Par Mamadou Sèye
La Casamance n’a jamais manqué de promesses. Elle a surtout manqué d’un projet économique à la hauteur de ses potentialités. Longtemps, cette région a été regardée à travers un prisme réducteur : celui de la crise, de la paix fragile, de la stabilité à préserver. A force d’être pensée comme un espace à sécuriser, elle a été reléguée au second plan de l’ambition productive nationale. La tournée économique entamée par le Président de la République vient suggérer un changement de regard : et si la Casamance devenait le laboratoire du Sénégal productif ?
Ce n’est pas une idée neuve, mais c’est une idée longtemps différée. La Casamance concentre pourtant des atouts rares : des terres agricoles généreuses, une pêche artisanale vivante, des ressources forestières importantes, un potentiel touristique naturel et culturel considérable. Autrement dit, tout ce qui fonde une économie réelle, enracinée, créatrice de valeur et d’emplois. Ce qui a fait défaut jusque-là, ce n’est ni la capacité de travail des populations ni leur attachement à leur territoire, mais une vision cohérente de transformation économique locale.
Faire de la Casamance un espace-test, ce n’est pas lui accorder un traitement particulier ; c’est reconnaître qu’elle peut incarner un modèle reproductible ailleurs. Produire localement, transformer sur place, commercialiser dans des circuits maîtrisés : voilà les bases d’un Sénégal qui cesse d’exporter ses matières premières brutes pour importer des produits finis. Dans cette logique, l’agriculture n’est plus seulement une activité de subsistance, la pêche n’est plus condamnée à l’informel, et le tourisme ne peut plus être pensé comme un simple décor sans retombées structurelles pour les communautés.
Mais aucune ambition productive ne peut prospérer sans un préalable fondamental : le désenclavement. Routes praticables, logistique fiable, accès fluide aux marchés : il ne s’agit pas de luxe, mais de conditions minimales. Tant que les territoires resteront fragmentés, l’économie nationale restera elle aussi morcelée. Il n’y a pas de souveraineté économique sans continuité territoriale, et il n’y a pas de justice économique sans accès équitable aux infrastructures.
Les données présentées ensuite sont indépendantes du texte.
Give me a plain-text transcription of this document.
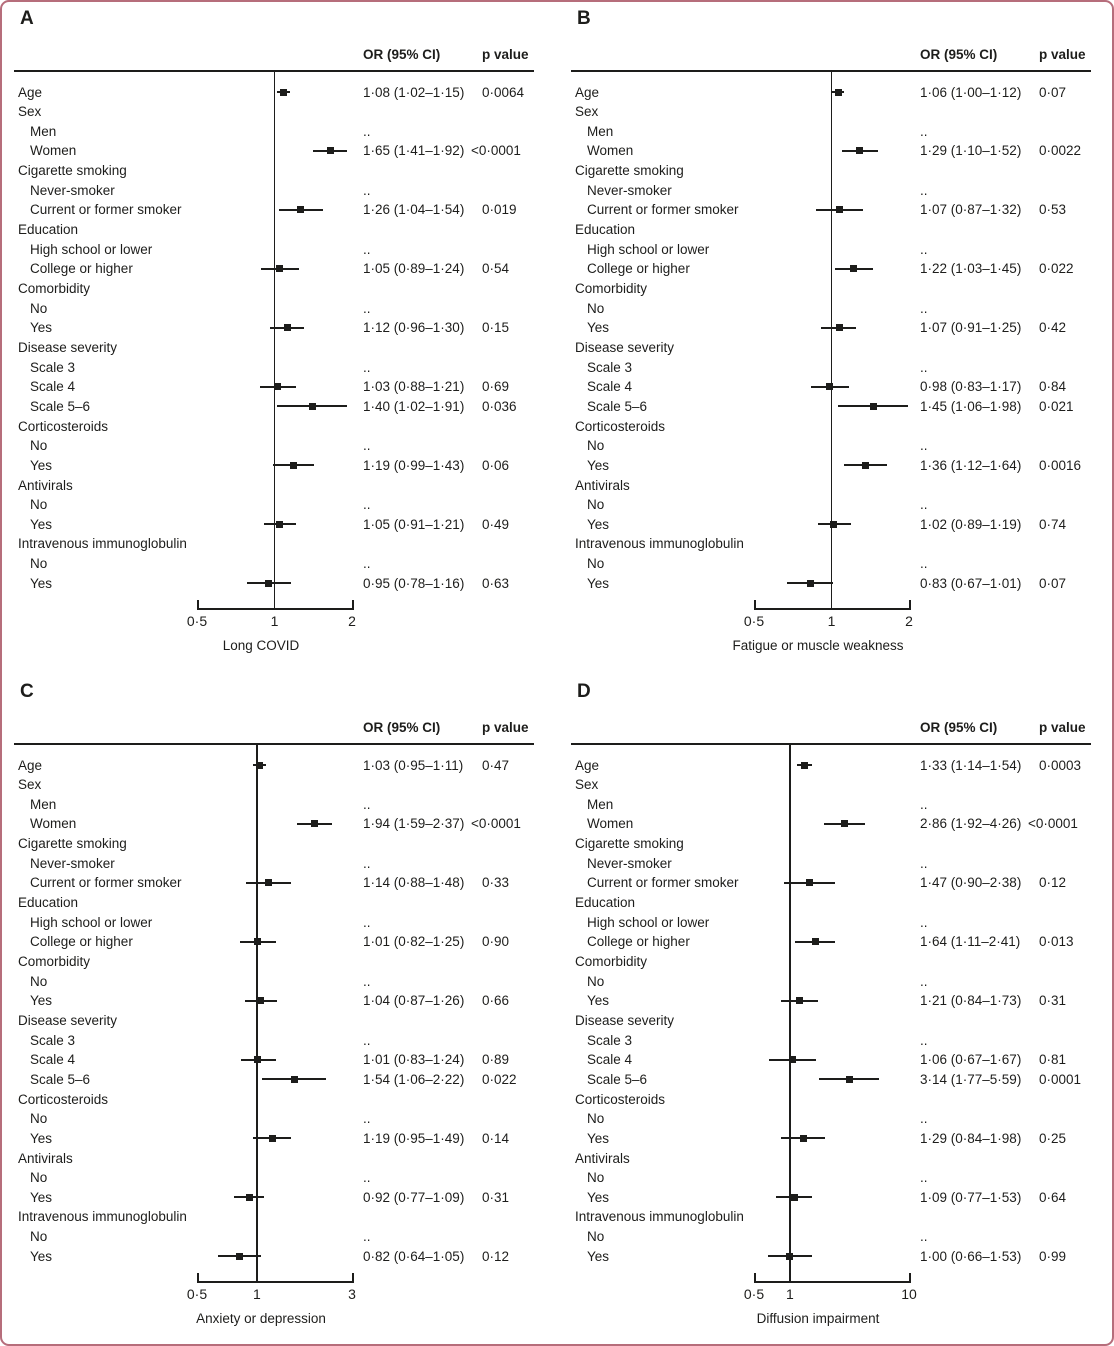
A
OR (95% CI)	p value
Age	1·08 (1·02–1·15) 0·0064
Sex
Men	..
Women	1·65 (1·41–1·92) <0·0001
Cigarette smoking
Never-smoker	..
Current or former smoker	1·26 (1·04–1·54) 0·019
Education
High school or lower	..
College or higher	1·05 (0·89–1·24) 0·54
Comorbidity
No	..
Yes	1·12 (0·96–1·30) 0·15
Disease severity
Scale 3	..
Scale 4	1·03 (0·88–1·21) 0·69
Scale 5–6	1·40 (1·02–1·91) 0·036
Corticosteroids
No	..
Yes	1·19 (0·99–1·43) 0·06
Antivirals
No	..
Yes	1·05 (0·91–1·21) 0·49
Intravenous immunoglobulin
No	..
Yes	0·95 (0·78–1·16) 0·63
0·5	1	2
Long COVID
B
OR (95% CI)	p value
Age	1·06 (1·00–1·12) 0·07
Sex
Men	..
Women	1·29 (1·10–1·52) 0·0022
Cigarette smoking
Never-smoker	..
Current or former smoker	1·07 (0·87–1·32) 0·53
Education
High school or lower	..
College or higher	1·22 (1·03–1·45) 0·022
Comorbidity
No	..
Yes	1·07 (0·91–1·25) 0·42
Disease severity
Scale 3	..
Scale 4	0·98 (0·83–1·17) 0·84
Scale 5–6	1·45 (1·06–1·98) 0·021
Corticosteroids
No	..
Yes	1·36 (1·12–1·64) 0·0016
Antivirals
No	..
Yes	1·02 (0·89–1·19) 0·74
Intravenous immunoglobulin
No	..
Yes	0·83 (0·67–1·01) 0·07
0·5	1	2
Fatigue or muscle weakness
C
OR (95% CI)	p value
Age	1·03 (0·95–1·11) 0·47
Sex
Men	..
Women	1·94 (1·59–2·37) <0·0001
Cigarette smoking
Never-smoker	..
Current or former smoker	1·14 (0·88–1·48) 0·33
Education
High school or lower	..
College or higher	1·01 (0·82–1·25) 0·90
Comorbidity
No	..
Yes	1·04 (0·87–1·26) 0·66
Disease severity
Scale 3	..
Scale 4	1·01 (0·83–1·24) 0·89
Scale 5–6	1·54 (1·06–2·22) 0·022
Corticosteroids
No	..
Yes	1·19 (0·95–1·49) 0·14
Antivirals
No	..
Yes	0·92 (0·77–1·09) 0·31
Intravenous immunoglobulin
No	..
Yes	0·82 (0·64–1·05) 0·12
0·5	1	3
Anxiety or depression
D
OR (95% CI)	p value
Age	1·33 (1·14–1·54) 0·0003
Sex
Men	..
Women	2·86 (1·92–4·26) <0·0001
Cigarette smoking
Never-smoker	..
Current or former smoker	1·47 (0·90–2·38) 0·12
Education
High school or lower	..
College or higher	1·64 (1·11–2·41) 0·013
Comorbidity
No	..
Yes	1·21 (0·84–1·73) 0·31
Disease severity
Scale 3	..
Scale 4	1·06 (0·67–1·67) 0·81
Scale 5–6	3·14 (1·77–5·59) 0·0001
Corticosteroids
No	..
Yes	1·29 (0·84–1·98) 0·25
Antivirals
No	..
Yes	1·09 (0·77–1·53) 0·64
Intravenous immunoglobulin
No	..
Yes	1·00 (0·66–1·53) 0·99
0·5 1	10
Diffusion impairment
A travers cette tournée, un message politique discret mais lourd de sens se dessine. Le développement ne se construira pas uniquement à partir des centres administratifs ou des zones déjà intégrées aux circuits économiques dominants. Il doit partir des marges, longtemps reléguées, mais riches de potentiel. En ce sens, la Casamance n’est pas seulement une région à accompagner ; elle devient un terrain d’expérimentation pour une nouvelle manière de penser l’action publique : moins de slogans, plus d’ingénierie ; moins d’annonces, plus de chaînes de valeur structurées.
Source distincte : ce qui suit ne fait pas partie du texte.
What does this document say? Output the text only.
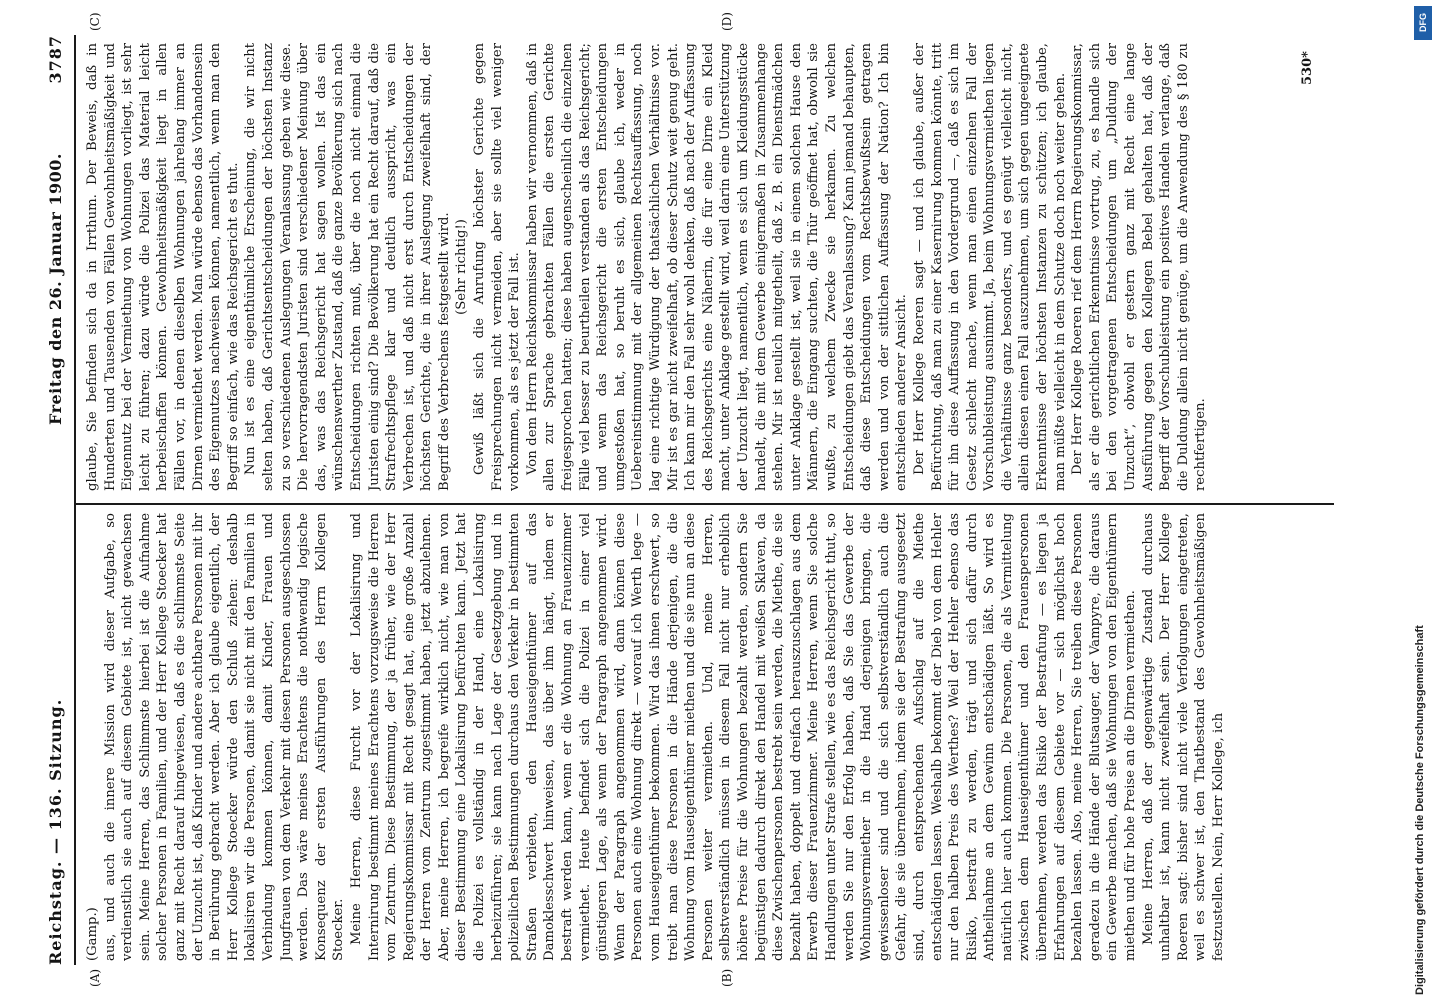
Reichstag. — 136. Sitzung.
Freitag den 26. Januar 1900.
3787
(A)	(B)
(C)	(D)

(Gamp.) aus, und auch die innere Mission wird dieser Aufgabe, so verdienstlich sie auch auf diesem Gebiete ist, nicht gewachsen sein. Meine Herren, das Schlimmste hierbei ist die Aufnahme solcher Personen in Familien, und der Herr Kollege Stoecker hat ganz mit Recht darauf hingewiesen, daß es die schlimmste Seite der Unzucht ist, daß Kinder und andere achtbare Personen mit ihr in Berührung gebracht werden. Aber ich glaube eigentlich, der Herr Kollege Stoecker würde den Schluß ziehen: deshalb lokalisiren wir die Personen, damit sie nicht mit den Familien in Verbindung kommen können, damit Kinder, Frauen und Jungfrauen von dem Verkehr mit diesen Personen ausgeschlossen werden. Das wäre meines Erachtens die nothwendig logische Konsequenz der ersten Ausführungen des Herrn Kollegen Stoecker. Meine Herren, diese Furcht vor der Lokalisirung und Internirung bestimmt meines Erachtens vorzugsweise die Herren vom Zentrum. Diese Bestimmung, der ja früher, wie der Herr Regierungskommissar mit Recht gesagt hat, eine große Anzahl der Herren vom Zentrum zugestimmt haben, jetzt abzulehnen. Aber, meine Herren, ich begreife wirklich nicht, wie man von dieser Bestimmung eine Lokalisirung befürchten kann. Jetzt hat die Polizei es vollständig in der Hand, eine Lokalisirung herbeizuführen; sie kann nach Lage der Gesetzgebung und in polizeilichen Bestimmungen durchaus den Verkehr in bestimmten Straßen verbieten, den Hauseigenthümer auf das Damoklesschwert hinweisen, das über ihm hängt, indem er bestraft werden kann, wenn er die Wohnung an Frauenzimmer vermiethet. Heute befindet sich die Polizei in einer viel günstigeren Lage, als wenn der Paragraph angenommen wird. Wenn der Paragraph angenommen wird, dann können diese Personen auch eine Wohnung direkt — worauf ich Werth lege — vom Hauseigenthümer bekommen. Wird das ihnen erschwert, so treibt man diese Personen in die Hände derjenigen, die die Wohnung vom Hauseigenthümer miethen und die sie nun an diese Personen weiter vermiethen. Und, meine Herren, selbstverständlich müssen in diesem Fall nicht nur erheblich höhere Preise für die Wohnungen bezahlt werden, sondern Sie begünstigen dadurch direkt den Handel mit weißen Sklaven, da diese Zwischenpersonen bestrebt sein werden, die Miethe, die sie bezahlt haben, doppelt und dreifach herauszuschlagen aus dem Erwerb dieser Frauenzimmer. Meine Herren, wenn Sie solche Handlungen unter Strafe stellen, wie es das Reichsgericht thut, so werden Sie nur den Erfolg haben, daß Sie das Gewerbe der Wohnungsvermiether in die Hand derjenigen bringen, die gewissenloser sind und die sich selbstverständlich auch die Gefahr, die sie übernehmen, indem sie der Bestrafung ausgesetzt sind, durch entsprechenden Aufschlag auf die Miethe entschädigen lassen. Weshalb bekommt der Dieb von dem Hehler nur den halben Preis des Werthes? Weil der Hehler ebenso das Risiko, bestraft zu werden, trägt und sich dafür durch Antheilnahme an dem Gewinn entschädigen läßt. So wird es natürlich hier auch kommen. Die Personen, die als Vermittelung zwischen dem Hauseigenthümer und den Frauenspersonen übernehmen, werden das Risiko der Bestrafung — es liegen ja Erfahrungen auf diesem Gebiete vor — sich möglichst hoch bezahlen lassen. Also, meine Herren, Sie treiben diese Personen geradezu in die Hände der Blutsauger, der Vampyre, die daraus ein Gewerbe machen, daß sie Wohnungen von den Eigenthümern miethen und für hohe Preise an die Dirnen vermiethen. Meine Herren, daß der gegenwärtige Zustand durchaus unhaltbar ist, kann nicht zweifelhaft sein. Der Herr Kollege Roeren sagt: bisher sind nicht viele Verfolgungen eingetreten, weil es schwer ist, den Thatbestand des Gewohnheitsmäßigen festzustellen. Nein, Herr Kollege, ich

glaube, Sie befinden sich da in Irrthum. Der Beweis, daß in Hunderten und Tausenden von Fällen Gewohnheitsmäßigkeit und Eigennutz bei der Vermiethung von Wohnungen vorliegt, ist sehr leicht zu führen; dazu würde die Polizei das Material leicht herbeischaffen können. Gewohnheitsmäßigkeit liegt in allen Fällen vor, in denen dieselben Wohnungen jahrelang immer an Dirnen vermiethet werden. Man würde ebenso das Vorhandensein des Eigennutzes nachweisen können, namentlich, wenn man den Begriff so einfach, wie das Reichsgericht es thut. Nun ist es eine eigenthümliche Erscheinung, die wir nicht selten haben, daß Gerichtsentscheidungen der höchsten Instanz zu so verschiedenen Auslegungen Veranlassung geben wie diese. Die hervorragendsten Juristen sind verschiedener Meinung über das, was das Reichsgericht hat sagen wollen. Ist das ein wünschenswerther Zustand, daß die ganze Bevölkerung sich nach Entscheidungen richten muß, über die noch nicht einmal die Juristen einig sind? Die Bevölkerung hat ein Recht darauf, daß die Strafrechtspflege klar und deutlich ausspricht, was ein Verbrechen ist, und daß nicht erst durch Entscheidungen der höchsten Gerichte, die in ihrer Auslegung zweifelhaft sind, der Begriff des Verbrechens festgestellt wird. (Sehr richtig!) Gewiß läßt sich die Anrufung höchster Gerichte gegen Freisprechungen nicht vermeiden, aber sie sollte viel weniger vorkommen, als es jetzt der Fall ist. Von dem Herrn Reichskommissar haben wir vernommen, daß in allen zur Sprache gebrachten Fällen die ersten Gerichte freigesprochen hatten; diese haben augenscheinlich die einzelnen Fälle viel besser zu beurtheilen verstanden als das Reichsgericht; und wenn das Reichsgericht die ersten Entscheidungen umgestoßen hat, so beruht es sich, glaube ich, weder in Uebereinstimmung mit der allgemeinen Rechtsauffassung, noch lag eine richtige Würdigung der thatsächlichen Verhältnisse vor. Mir ist es gar nicht zweifelhaft, ob dieser Schutz weit genug geht. Ich kann mir den Fall sehr wohl denken, daß nach der Auffassung des Reichsgerichts eine Näherin, die für eine Dirne ein Kleid macht, unter Anklage gestellt wird, weil darin eine Unterstützung der Unzucht liegt, namentlich, wenn es sich um Kleidungsstücke handelt, die mit dem Gewerbe einigermaßen in Zusammenhange stehen. Mir ist neulich mitgetheilt, daß z. B. ein Dienstmädchen unter Anklage gestellt ist, weil sie in einem solchen Hause den Männern, die Eingang suchten, die Thür geöffnet hat, obwohl sie wußte, zu welchem Zwecke sie herkamen. Zu welchen Entscheidungen giebt das Veranlassung? Kann jemand behaupten, daß diese Entscheidungen vom Rechtsbewußtsein getragen werden und von der sittlichen Auffassung der Nation? Ich bin entschieden anderer Ansicht. Der Herr Kollege Roeren sagt — und ich glaube, außer der Befürchtung, daß man zu einer Kasernirung kommen könnte, tritt für ihn diese Auffassung in den Vordergrund —, daß es sich im Gesetz schlecht mache, wenn man einen einzelnen Fall der Vorschubleistung ausnimmt. Ja, beim Wohnungsvermiethen liegen die Verhältnisse ganz besonders, und es genügt vielleicht nicht, allein diesen einen Fall auszunehmen, um sich gegen ungeeignete Erkenntnisse der höchsten Instanzen zu schützen; ich glaube, man müßte vielleicht in dem Schutze doch noch weiter gehen. Der Herr Kollege Roeren rief dem Herrn Regierungskommissar, als er die gerichtlichen Erkenntnisse vortrug, zu, es handle sich bei den vorgetragenen Entscheidungen um „Duldung der Unzucht“, obwohl er gestern ganz mit Recht eine lange Ausführung gegen den Kollegen Bebel gehalten hat, daß der Begriff der Vorschubleistung ein positives Handeln verlange, daß die Duldung allein nicht genüge, um die Anwendung des § 180 zu rechtfertigen.

530*
Digitalisierung gefördert durch die Deutsche Forschungsgemeinschaft
DFG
Ce choix engage une responsabilité. Faire de la Casamance un laboratoire suppose de rompre avec l’économie de l’assistance et des projets éphémères. Il faut du temps long, de la cohérence et une articulation claire entre l’Etat, les collectivités territoriales et les acteurs locaux. L’enjeu n’est pas d’accumuler des initiatives dispersées, mais de bâtir un écosystème productif capable de résister aux alternances politiques et aux effets de mode.
Si l’expérience réussit, elle dira quelque chose de plus large sur l’avenir du pays. Elle montrera qu’un autre chemin est possible : un Sénégal qui produit avant de redistribuer, qui transforme avant d’importer, et qui fait confiance à ses territoires pour porter la croissance. La Casamance, longtemps enfermée dans le registre du symbolique et du politique, pourrait alors devenir le lieu où s’invente, concrètement, le Sénégal productif.